Но потом, к счастью, он увлекся роллерспортом. Да так, что ничего, кроме роликов и самозабвенных поездок по городу, когда на скулах соль выступает, и всех этих упражнений, которые сдвинутые роллеры целыми стаями со свистом в ушах проделывают на некоторых площадях Москвы — скажем, у памятника Революции на Октябрьском поле, или на Воробьевых, или на Поклонной — ничегошеньки ровным счетом Женю больше не интересовало. Ни к чему больше у него душа не лежала и ничто в сем суетном мире не казалось ему достойным мало-мальского внимания.

Так и гонял Женя Торубаров на роликах до седых волос, забросив и ту небольшую работу, которую имел, и скатываясь по социальной лестнице, не хуже, чем по гранитным ступенькам. В незапамятные времена он прибыл в столицу из села Бездны Казанской губернии.

Село с таким названием действительно существовало, и даже было знаменито своим сопротивлением царским властям, главным образом крестьянином Антоном Петровым, возглавившим восстание против реформ 1861 года. Об этом Женя хорошо знал и при случае всем напоминал, а сам писал в стол, точнее, в крупный громогудящий компьютер эпохалку под названием «Бездны» о своем горемычном житии, достойном, впрочем, самого пристального внимания, пока однажды не грюкнулся компьютер.

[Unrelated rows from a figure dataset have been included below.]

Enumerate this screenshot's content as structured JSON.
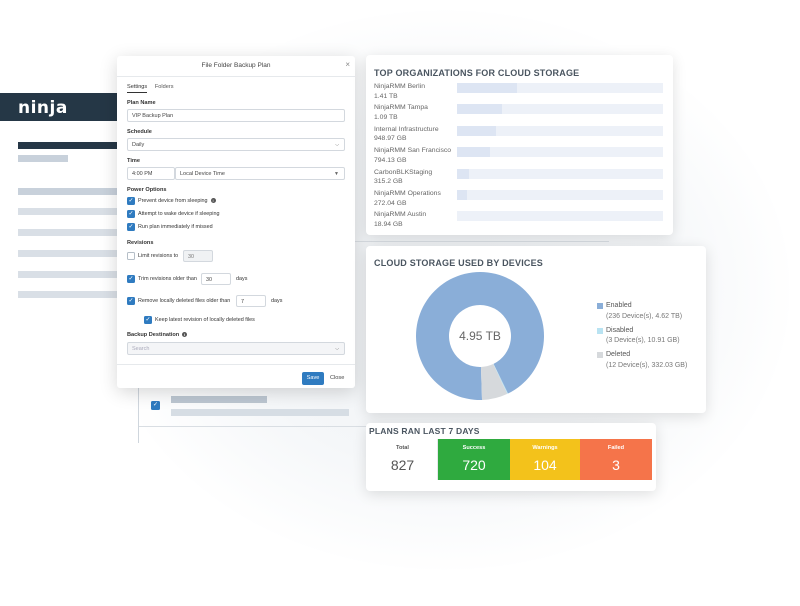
{
  "brand": {
    "logo_text": "ninja"
  },
  "modal": {
    "title": "File Folder Backup Plan",
    "close_glyph": "×",
    "tabs": [
      {
        "label": "Settings",
        "active": true
      },
      {
        "label": "Folders",
        "active": false
      }
    ],
    "plan_name_label": "Plan Name",
    "plan_name_value": "VIP Backup Plan",
    "schedule_label": "Schedule",
    "schedule_value": "Daily",
    "time_label": "Time",
    "time_value": "4:00 PM",
    "timezone_value": "Local Device Time",
    "power_label": "Power Options",
    "power_options": [
      {
        "label": "Prevent device from sleeping",
        "checked": true
      },
      {
        "label": "Attempt to wake device if sleeping",
        "checked": true
      },
      {
        "label": "Run plan immediately if missed",
        "checked": true
      }
    ],
    "revisions_label": "Revisions",
    "limit_revisions_label": "Limit revisions to",
    "limit_revisions_value": "30",
    "trim_label": "Trim revisions older than",
    "trim_value": "30",
    "trim_unit": "days",
    "remove_label": "Remove locally deleted files older than",
    "remove_value": "7",
    "remove_unit": "days",
    "keep_latest_label": "Keep latest revision of locally deleted files",
    "destination_label": "Backup Destination",
    "search_placeholder": "Search",
    "save_label": "Save",
    "close_label": "Close"
  },
  "top_orgs": {
    "title": "TOP ORGANIZATIONS FOR CLOUD STORAGE",
    "items": [
      {
        "name": "NinjaRMM Berlin",
        "size": "1.41 TB",
        "share": 0.29
      },
      {
        "name": "NinjaRMM Tampa",
        "size": "1.09 TB",
        "share": 0.22
      },
      {
        "name": "Internal Infrastructure",
        "size": "948.97 GB",
        "share": 0.19
      },
      {
        "name": "NinjaRMM San Francisco",
        "size": "794.13 GB",
        "share": 0.16
      },
      {
        "name": "CarbonBLKStaging",
        "size": "315.2 GB",
        "share": 0.06
      },
      {
        "name": "NinjaRMM Operations",
        "size": "272.04 GB",
        "share": 0.05
      },
      {
        "name": "NinjaRMM Austin",
        "size": "18.94 GB",
        "share": 0.0
      }
    ]
  },
  "cloud_storage": {
    "title": "CLOUD STORAGE USED BY DEVICES",
    "total": "4.95 TB",
    "legend": [
      {
        "label": "Enabled",
        "detail": "(236 Device(s), 4.62 TB)",
        "color": "#8aaed8",
        "fraction": 0.933
      },
      {
        "label": "Disabled",
        "detail": "(3 Device(s), 10.91 GB)",
        "color": "#b9e3f2",
        "fraction": 0.002
      },
      {
        "label": "Deleted",
        "detail": "(12 Device(s), 332.03 GB)",
        "color": "#d6d9dc",
        "fraction": 0.065
      }
    ]
  },
  "plans": {
    "title": "PLANS RAN LAST 7 DAYS",
    "stats": [
      {
        "label": "Total",
        "value": "827",
        "bg": "#ffffff",
        "fg": "#555555"
      },
      {
        "label": "Success",
        "value": "720",
        "bg": "#2faa3f",
        "fg": "#ffffff"
      },
      {
        "label": "Warnings",
        "value": "104",
        "bg": "#f3c21b",
        "fg": "#ffffff"
      },
      {
        "label": "Failed",
        "value": "3",
        "bg": "#f5744a",
        "fg": "#ffffff"
      }
    ]
  },
  "colors": {
    "accent": "#2f7bc0",
    "header_dark": "#253746"
  }
}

Так бы и Женя сковырнулся вместе со своими безднами в места совсем уж безвидные. Вскоре он сменил снимаемую однушку на комнатенку в трехкомнатной коммунальной квартире, где, впрочем, тоже задолжал за три месяца вечно пьющим хозяевам, которых пока удавалось обходить, искусно притворяясь галлюцинацией и даже овладев отчасти умением растворяться без остатка в воздухе и просачиваться сквозь стены. Так бы, сулили все друзья и знакомые, и съехал он окончательно со всякого глузду, да подхватила сердобольная, осерчавшая на судьбу москвичка — и с приданным, и с жилплощадью, и без особенных вредных привычек. Она была лет на десять его постарше, и окончательно рассвирепела на почве отсутствия в этой так называемой Москве этих так называемых мужиков. Женя был парень хоть внешне и щупловатый, зато накачанный своими неотступными пробежками.

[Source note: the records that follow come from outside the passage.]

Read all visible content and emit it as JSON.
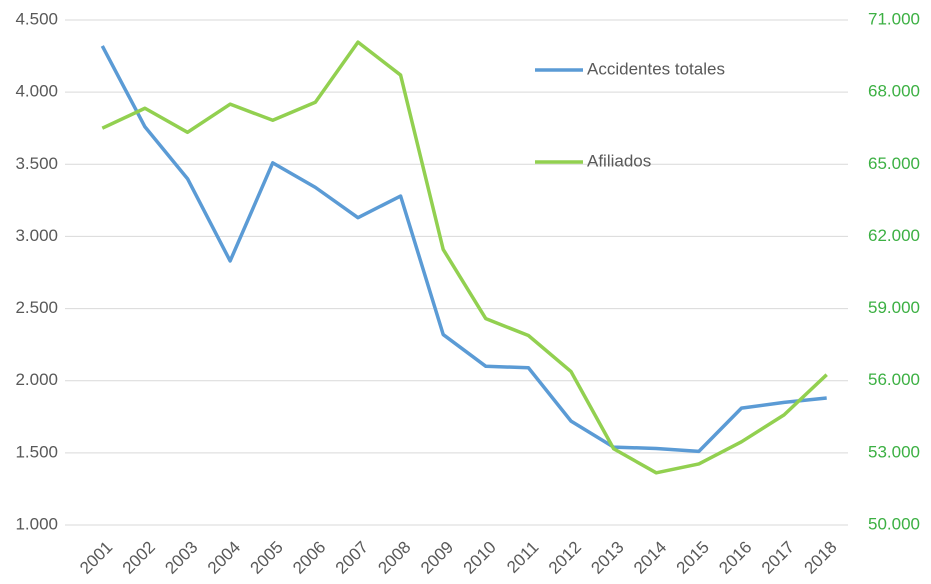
{
  "chart_data": {
    "type": "line",
    "categories": [
      "2001",
      "2002",
      "2003",
      "2004",
      "2005",
      "2006",
      "2007",
      "2008",
      "2009",
      "2010",
      "2011",
      "2012",
      "2013",
      "2014",
      "2015",
      "2016",
      "2017",
      "2018"
    ],
    "series": [
      {
        "name": "Accidentes totales",
        "color": "#5b9bd5",
        "axis": "y",
        "values": [
          4320,
          3760,
          3400,
          2830,
          3510,
          3340,
          3130,
          3280,
          2320,
          2100,
          2090,
          1720,
          1540,
          1530,
          1510,
          1810,
          1850,
          1880
        ]
      },
      {
        "name": "Afiliados",
        "color": "#92d050",
        "axis": "y2",
        "values": [
          66500,
          67330,
          66330,
          67500,
          66830,
          67580,
          70080,
          68710,
          61460,
          58580,
          57880,
          56380,
          53170,
          52170,
          52540,
          53460,
          54580,
          56250
        ]
      }
    ],
    "ylim": [
      1000,
      4500
    ],
    "yticks": [
      {
        "value": 1000,
        "label": "1.000"
      },
      {
        "value": 1500,
        "label": "1.500"
      },
      {
        "value": 2000,
        "label": "2.000"
      },
      {
        "value": 2500,
        "label": "2.500"
      },
      {
        "value": 3000,
        "label": "3.000"
      },
      {
        "value": 3500,
        "label": "3.500"
      },
      {
        "value": 4000,
        "label": "4.000"
      },
      {
        "value": 4500,
        "label": "4.500"
      }
    ],
    "y2lim": [
      50000,
      71000
    ],
    "y2ticks": [
      {
        "value": 50000,
        "label": "50.000"
      },
      {
        "value": 53000,
        "label": "53.000"
      },
      {
        "value": 56000,
        "label": "56.000"
      },
      {
        "value": 59000,
        "label": "59.000"
      },
      {
        "value": 62000,
        "label": "62.000"
      },
      {
        "value": 65000,
        "label": "65.000"
      },
      {
        "value": 68000,
        "label": "68.000"
      },
      {
        "value": 71000,
        "label": "71.000"
      }
    ],
    "grid": true,
    "legend": "upper right"
  }
}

— Православие — это порча, чума России, — продолжал между тем Евгений. — Неправда то, что твердил Достоевский: без православия-де нет России и нет русских. И семидесятилетний период нашей истории это доказал: Россия больше, чем православие, Россия даже больше, чем сами русские. Что атеист не может быть русским уже потому, что он атеист, и что всякий русский непременно православный, а иначе и не русский вовсе, — это все тоже Федор Михайлович отчебучил антраша на потеху публике. Ничего не попишешь, он жил в такое время, а живи сейчас, уж конечно бы согласился с нами. Православие выродилось в карикатуру, все оно — шаржированное. Православие — супермаркет древностей, где каждый берет, что ему по вкусу. Хочет — ощущение собственной греховности, хочет — мысль о своей праведности и о том, как он постиг Бога и все основы бытия, и теперь может учить окружающих. Хочет — надежду гордо затвориться от мира в отдаленном монастыре, чтобы все знакомые ахали, крутили рукой у виска и говорили «он погиб». А хотите — сострадание к страждущим, а хотите — всякую божественность и духовность? Меня тошнит от всего этого, и от зелененьких батюшек, которые едва из семинарии вылезли, ничегошеньки не прочитали, и лезут с утешениями, увещеваниями и поучениями. И от батюшек-многознаек меня тошнит, и от прихожанок, несчастных дурищ, которые друг друга живьем сожрать готовы, мужу супу по целым дням не сварят, а все о высоком рассуждают, сны с пророчествами рассказывают и ходят с собранными в кукиш постными личиками.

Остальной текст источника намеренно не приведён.